Currenlty I put them in an array then sort an index to them using qsort()
which works fine.
But out of curiosity I'm thinking of instead inserting each string into a data structure that maintains them in alphabetical order as I scan them from the data source, partly for the experience of emlplementing one, partly because it will feel faster without the wait for the sort to complete after the scan has completed (-:
What data structure would be the most straightforward to implement in C?
UPDATE
To clarify, the only operations I need to perform are inserting an item and dumping the index when it's done, by which I mean for each item in the original order dump an integer representing the order it is in after sorting.
SUMMARY
Upvotes: 1
Views: 1475
Reputation: 2264
You are already using the optimal approach. Sort at the end will be much cheaper than maintaining an online sorted data structure. You can get the same O(logN) with a rb-tree but the constant will be much worse, not to mention significant space overhead.
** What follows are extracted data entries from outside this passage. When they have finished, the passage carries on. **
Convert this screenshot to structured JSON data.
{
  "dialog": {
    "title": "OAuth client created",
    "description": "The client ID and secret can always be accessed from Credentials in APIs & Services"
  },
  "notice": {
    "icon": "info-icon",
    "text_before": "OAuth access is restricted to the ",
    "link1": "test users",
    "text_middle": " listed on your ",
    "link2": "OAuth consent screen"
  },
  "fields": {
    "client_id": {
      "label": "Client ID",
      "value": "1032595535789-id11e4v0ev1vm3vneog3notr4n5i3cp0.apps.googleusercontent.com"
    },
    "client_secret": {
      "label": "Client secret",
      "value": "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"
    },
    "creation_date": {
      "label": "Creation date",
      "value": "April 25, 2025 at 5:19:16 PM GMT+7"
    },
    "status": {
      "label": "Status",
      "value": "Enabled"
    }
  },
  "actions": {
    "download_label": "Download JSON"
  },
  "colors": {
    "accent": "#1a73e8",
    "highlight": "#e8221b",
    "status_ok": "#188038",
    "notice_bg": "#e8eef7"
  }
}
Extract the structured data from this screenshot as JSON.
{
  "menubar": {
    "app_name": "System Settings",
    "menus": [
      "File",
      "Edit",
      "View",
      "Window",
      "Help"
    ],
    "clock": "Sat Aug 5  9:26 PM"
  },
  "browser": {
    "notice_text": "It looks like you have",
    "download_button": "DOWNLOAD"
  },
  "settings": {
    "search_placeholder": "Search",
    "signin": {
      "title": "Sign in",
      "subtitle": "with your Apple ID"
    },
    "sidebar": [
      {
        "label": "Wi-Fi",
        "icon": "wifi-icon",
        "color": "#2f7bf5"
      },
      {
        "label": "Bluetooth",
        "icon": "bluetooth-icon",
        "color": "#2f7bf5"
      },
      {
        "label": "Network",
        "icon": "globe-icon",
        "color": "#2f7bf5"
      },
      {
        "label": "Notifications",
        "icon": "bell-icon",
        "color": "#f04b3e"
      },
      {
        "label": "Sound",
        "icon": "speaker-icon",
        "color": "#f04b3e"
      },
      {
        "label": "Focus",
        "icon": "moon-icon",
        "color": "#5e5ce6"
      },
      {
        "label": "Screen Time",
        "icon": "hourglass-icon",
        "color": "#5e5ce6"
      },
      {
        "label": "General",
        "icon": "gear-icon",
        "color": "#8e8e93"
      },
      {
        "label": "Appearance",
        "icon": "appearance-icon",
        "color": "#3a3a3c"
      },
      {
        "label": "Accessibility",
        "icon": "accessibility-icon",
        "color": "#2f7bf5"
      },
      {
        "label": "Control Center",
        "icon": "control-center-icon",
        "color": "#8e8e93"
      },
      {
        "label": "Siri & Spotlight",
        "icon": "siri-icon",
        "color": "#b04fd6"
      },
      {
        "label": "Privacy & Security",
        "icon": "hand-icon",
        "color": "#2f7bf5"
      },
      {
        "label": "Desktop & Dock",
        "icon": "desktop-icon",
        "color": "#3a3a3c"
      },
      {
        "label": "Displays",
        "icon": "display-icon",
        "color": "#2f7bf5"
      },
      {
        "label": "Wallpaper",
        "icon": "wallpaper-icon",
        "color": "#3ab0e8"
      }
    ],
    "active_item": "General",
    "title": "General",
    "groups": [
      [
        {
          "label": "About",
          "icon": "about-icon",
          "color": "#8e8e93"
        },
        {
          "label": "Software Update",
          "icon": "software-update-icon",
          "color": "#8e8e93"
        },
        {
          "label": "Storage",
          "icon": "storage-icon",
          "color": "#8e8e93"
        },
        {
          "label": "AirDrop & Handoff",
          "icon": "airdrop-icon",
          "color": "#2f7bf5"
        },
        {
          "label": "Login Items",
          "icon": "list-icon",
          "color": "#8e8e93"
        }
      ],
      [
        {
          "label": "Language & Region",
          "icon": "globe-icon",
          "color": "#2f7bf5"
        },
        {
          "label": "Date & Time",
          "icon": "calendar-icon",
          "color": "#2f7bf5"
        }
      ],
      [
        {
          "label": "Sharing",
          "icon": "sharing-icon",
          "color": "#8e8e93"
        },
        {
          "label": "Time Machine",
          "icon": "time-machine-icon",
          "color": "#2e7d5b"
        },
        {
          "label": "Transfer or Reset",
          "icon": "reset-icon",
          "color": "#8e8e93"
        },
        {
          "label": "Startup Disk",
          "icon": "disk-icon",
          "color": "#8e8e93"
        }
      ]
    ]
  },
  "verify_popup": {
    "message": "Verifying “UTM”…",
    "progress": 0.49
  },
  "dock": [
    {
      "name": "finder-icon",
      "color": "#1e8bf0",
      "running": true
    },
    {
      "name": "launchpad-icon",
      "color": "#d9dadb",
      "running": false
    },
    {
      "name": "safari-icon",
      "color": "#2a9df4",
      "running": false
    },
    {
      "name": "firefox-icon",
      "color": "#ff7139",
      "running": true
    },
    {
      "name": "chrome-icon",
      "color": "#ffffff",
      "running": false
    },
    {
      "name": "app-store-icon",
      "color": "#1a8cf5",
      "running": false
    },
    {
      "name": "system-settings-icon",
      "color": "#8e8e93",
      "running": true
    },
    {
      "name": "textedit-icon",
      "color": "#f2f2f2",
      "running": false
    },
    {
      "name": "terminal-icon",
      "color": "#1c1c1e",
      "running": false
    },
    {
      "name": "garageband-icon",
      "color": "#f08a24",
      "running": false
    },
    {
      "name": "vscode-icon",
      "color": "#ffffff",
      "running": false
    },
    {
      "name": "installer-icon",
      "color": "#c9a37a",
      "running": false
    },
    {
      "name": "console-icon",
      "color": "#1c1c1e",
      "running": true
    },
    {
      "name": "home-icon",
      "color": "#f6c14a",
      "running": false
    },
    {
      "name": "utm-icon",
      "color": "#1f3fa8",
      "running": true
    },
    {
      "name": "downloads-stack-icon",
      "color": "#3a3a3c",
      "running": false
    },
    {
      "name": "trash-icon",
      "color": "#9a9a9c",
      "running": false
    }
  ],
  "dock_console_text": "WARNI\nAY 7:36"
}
That said, AVL trees and rb-trees are much simpler to implement if you don't need to support deletion. Left-leaning rb tree can fit in 50 or so lines of code. See http://www.cs.princeton.edu/~rs/talks/LLRB/ (by Sedgewick)
Upvotes: 2
Reputation: 2967
you should take a look at Trie datastructure wikilink i think this will serve what you want
Upvotes: 0
Reputation: 176
You could implement a faster sorting algorithm such us Timsort or other sorting algorithms with a nlog(n) worst case and just search it using Binary search since its faster if the list is sorted.
Upvotes: 0
Reputation: 363577
Binary search trees. Or self-balancing search trees. But don't expect those to be faster than a properly implemented dynamic array, since arrays have much better locality of reference than pointer structures. Also, unbalanced BSTs may "go linear", so your entire algorithm becomes O(n²), just like quicksort.
Upvotes: 3